Eco-hydrodynamic Modelling of Chini Lake: Model Description

• Published in: Environmental modeling & assessment Vol. 21; no. 2; pp. 193 - 210
• Main Authors: Sharip, Zati, Yanagawa, Ryoichi, Terasawa, Tomohiko
• Format: Journal Article
• Language: English
• Published: Cham Springer International Publishing 01.04.2016; Springer; Springer Nature B.V
• Subjects: Air temperature; Analysis; Applications of Mathematics; Aquatic ecosystems; Aquatic plants; Circulation; Computer simulation; Dissolution; Dissolved oxygen; Dry season; Earth and Environmental Science; Ecosystem dynamics; Ecosystem models; Ecosystems; Environment; Environmental testing; Eutrophication; Floodplains; Heat transfer; Lakes; Math.
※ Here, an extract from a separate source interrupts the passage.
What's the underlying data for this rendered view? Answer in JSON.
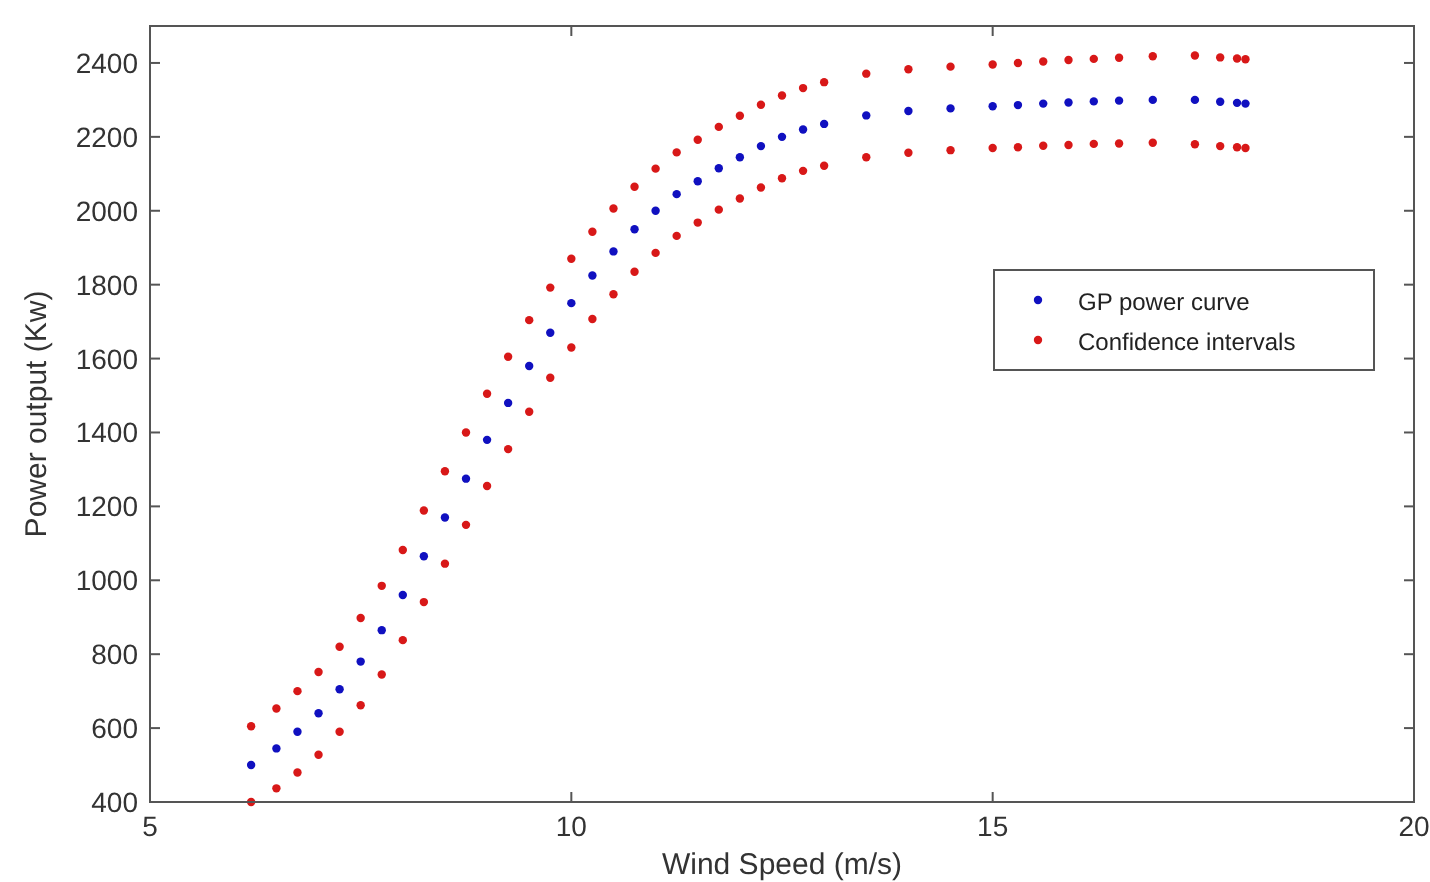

Appl. in Environmental Science; Mathematical Modeling and Industrial Mathematics; Mathematical models; Modelling; Nutrient concentrations; Operations Research/Decision Theory; Organic matter; Particulate organic carbon; Radiation; River ecology; Simulation; Studies; Velocity; Viscosity; Water quality; Water temperature; Wetlands; Wind speed; Malaysia; ISEW, Malaysia; Macrophyte; Tropical lake; Coupled eco-hydrodynamic model; Wetland ecosystem; Eutrophication
• ISSN: 1420-2026; 1573-2967
• DOI: 10.1007/s10666-015-9464-4

In this study, we coupled a three-dimensional hydrodynamic model with an ecosystem model and applied it to the shallow complex floodplain wetland of Chini Lake in Malaysia. Our objective was to provide a better understanding of the lake’s ecosystem dynamics under different forcing mechanisms. Simulations and validation were performed over a dry month period. Wind speed ranged between 0 and 7.7 m s −1 , whilst air temperature ranged between 22.0 and 35.6 °C. Advective transport driven by wind stress was the dominant physical force that shaped the water quality variations during the dry season. Convective circulation intermittently influenced the circulation during calm conditions. Nutrient concentration and stratification of dissolved oxygen (DO) varied between the lakes. Wind events saw patterns of the surface DO concentrations move spatially in the direction of the wind. The ecosystem model simulation suggested that the water quality in Chini Lake was influenced by macrophyte production, although the dissolved and particulate organic carbon accounted for the major fraction of organic matter content in the lake.